A recurring target-site mutation identified in various pests and disease vectors alters the voltage gated sodium channel (vgsc) gene (often referred to as knockdown resistance or kdr) to confer resistance to commonly used insecticides, pyrethroids and DDT. The ubiquity of kdr mutations poses a major global threat to the continued use of insecticides as a means for vector control. In this study, we generate common kdr mutations in isogenic laboratory Drosophila strains using CRISPR/Cas9 editing. We identify differential sensitivities to permethrin and DDT versus deltamethrin among these mutants as well as contrasting physiological consequences of two different kdr mutations. Importantly, we apply a CRISPR-based allelic-drive to replace a resistant kdr mutation with a susceptible wild-type counterpart in population cages. This successful proof-of-principle opens-up numerous possibilities including targeted reversion of insecticide-resistant populations to a native susceptible state or replacement of malaria transmitting mosquitoes with those bearing naturally occurring parasite resistant alleles.

Exploiting a Y chromosome-linked Cas9 for sex selection and gene drive.

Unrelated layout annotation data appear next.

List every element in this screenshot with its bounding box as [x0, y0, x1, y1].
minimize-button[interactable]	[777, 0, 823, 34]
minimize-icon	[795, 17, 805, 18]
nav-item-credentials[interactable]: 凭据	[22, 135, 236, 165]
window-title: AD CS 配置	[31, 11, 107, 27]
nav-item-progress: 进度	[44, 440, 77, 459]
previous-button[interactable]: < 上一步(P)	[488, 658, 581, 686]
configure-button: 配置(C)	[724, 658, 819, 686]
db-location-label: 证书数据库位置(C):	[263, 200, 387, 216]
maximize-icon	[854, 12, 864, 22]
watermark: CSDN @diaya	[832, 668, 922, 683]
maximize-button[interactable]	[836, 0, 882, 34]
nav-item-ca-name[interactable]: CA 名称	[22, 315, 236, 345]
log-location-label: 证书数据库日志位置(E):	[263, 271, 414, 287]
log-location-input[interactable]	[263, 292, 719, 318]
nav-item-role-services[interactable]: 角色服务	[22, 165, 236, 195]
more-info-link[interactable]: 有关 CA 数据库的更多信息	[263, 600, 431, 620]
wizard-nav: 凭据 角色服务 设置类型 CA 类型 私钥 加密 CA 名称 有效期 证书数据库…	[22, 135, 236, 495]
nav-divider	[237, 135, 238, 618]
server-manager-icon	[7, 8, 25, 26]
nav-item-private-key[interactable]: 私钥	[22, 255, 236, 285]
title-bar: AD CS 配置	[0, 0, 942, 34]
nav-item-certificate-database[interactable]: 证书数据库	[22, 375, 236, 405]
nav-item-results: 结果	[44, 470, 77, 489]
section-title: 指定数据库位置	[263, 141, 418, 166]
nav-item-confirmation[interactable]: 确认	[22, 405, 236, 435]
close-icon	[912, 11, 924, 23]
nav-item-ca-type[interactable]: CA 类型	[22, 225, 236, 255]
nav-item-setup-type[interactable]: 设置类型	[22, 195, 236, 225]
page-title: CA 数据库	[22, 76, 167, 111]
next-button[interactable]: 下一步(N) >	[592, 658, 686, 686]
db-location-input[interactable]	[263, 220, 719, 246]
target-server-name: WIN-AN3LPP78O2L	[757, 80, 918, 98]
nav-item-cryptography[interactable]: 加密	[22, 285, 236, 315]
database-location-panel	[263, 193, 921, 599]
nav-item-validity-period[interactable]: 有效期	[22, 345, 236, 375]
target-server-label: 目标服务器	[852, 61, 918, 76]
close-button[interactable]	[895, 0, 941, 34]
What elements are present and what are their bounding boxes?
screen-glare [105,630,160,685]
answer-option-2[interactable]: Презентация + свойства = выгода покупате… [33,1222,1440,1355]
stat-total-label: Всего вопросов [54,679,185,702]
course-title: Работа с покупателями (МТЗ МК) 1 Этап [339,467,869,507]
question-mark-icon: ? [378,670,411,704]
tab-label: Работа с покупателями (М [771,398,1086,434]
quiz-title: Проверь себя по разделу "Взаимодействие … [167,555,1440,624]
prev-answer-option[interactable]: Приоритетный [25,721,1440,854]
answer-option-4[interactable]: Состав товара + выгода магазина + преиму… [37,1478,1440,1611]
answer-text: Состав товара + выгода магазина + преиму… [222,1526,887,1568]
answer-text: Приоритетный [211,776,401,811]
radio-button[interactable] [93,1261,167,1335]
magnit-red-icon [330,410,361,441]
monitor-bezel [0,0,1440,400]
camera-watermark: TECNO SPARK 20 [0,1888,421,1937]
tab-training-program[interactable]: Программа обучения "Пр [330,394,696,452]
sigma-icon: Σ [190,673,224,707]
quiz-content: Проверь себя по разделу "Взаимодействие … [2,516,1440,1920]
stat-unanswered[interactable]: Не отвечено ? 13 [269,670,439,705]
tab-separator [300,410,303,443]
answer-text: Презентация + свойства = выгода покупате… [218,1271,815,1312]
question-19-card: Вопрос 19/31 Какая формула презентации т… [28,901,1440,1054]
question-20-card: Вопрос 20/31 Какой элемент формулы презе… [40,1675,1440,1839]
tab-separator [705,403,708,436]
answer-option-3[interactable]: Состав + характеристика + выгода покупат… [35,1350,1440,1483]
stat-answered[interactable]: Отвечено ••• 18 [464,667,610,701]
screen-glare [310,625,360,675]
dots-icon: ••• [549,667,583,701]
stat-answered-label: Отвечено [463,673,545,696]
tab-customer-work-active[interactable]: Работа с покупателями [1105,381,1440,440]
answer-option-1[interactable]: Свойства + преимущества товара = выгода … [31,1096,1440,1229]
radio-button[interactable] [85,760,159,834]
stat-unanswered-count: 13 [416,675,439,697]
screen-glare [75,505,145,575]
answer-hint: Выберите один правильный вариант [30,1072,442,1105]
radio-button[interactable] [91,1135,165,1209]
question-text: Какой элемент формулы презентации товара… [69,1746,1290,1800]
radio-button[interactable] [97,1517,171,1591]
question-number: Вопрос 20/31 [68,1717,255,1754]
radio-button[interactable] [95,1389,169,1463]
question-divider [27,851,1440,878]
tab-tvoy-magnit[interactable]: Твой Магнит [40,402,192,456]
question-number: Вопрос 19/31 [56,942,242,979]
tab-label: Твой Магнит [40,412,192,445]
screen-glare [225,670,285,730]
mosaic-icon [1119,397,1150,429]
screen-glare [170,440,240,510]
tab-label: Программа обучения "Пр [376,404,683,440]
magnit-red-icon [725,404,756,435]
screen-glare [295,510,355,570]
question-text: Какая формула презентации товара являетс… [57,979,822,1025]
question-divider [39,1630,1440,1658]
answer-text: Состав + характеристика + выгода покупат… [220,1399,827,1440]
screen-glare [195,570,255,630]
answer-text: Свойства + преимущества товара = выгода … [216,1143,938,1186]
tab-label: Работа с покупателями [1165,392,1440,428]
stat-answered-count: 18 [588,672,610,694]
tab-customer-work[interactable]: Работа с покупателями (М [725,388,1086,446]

CRISPR-based genetic engineering tools aimed to bias sex ratios, or drive effector genes into animal populations, often integrate the transgenes into autosomal chromosomes. However, in species with heterogametic sex chromsomes (e.g. XY, ZW), sex linkage of endonucleases could be beneficial to drive the expression in a sex-specific manner to produce genetic sexing systems, sex ratio distorters, or even sex-specific gene drives, for example. To explore this possibility, here we develop a transgenic line of Drosophila melanogaster expressing Cas9 from the Y chromosome. We functionally characterize the utility of this strain for both sex selection and gene drive finding it to be quite effective. To explore its utility for population control, we built mathematical models illustrating its dynamics as compared to other state-of-the-art systems designed for both population modification and suppression. Taken together, our results contribute to the development of current CRISPR genetic control tools and demonstrate the utility of using sex-linked Cas9 strains for genetic control of animals.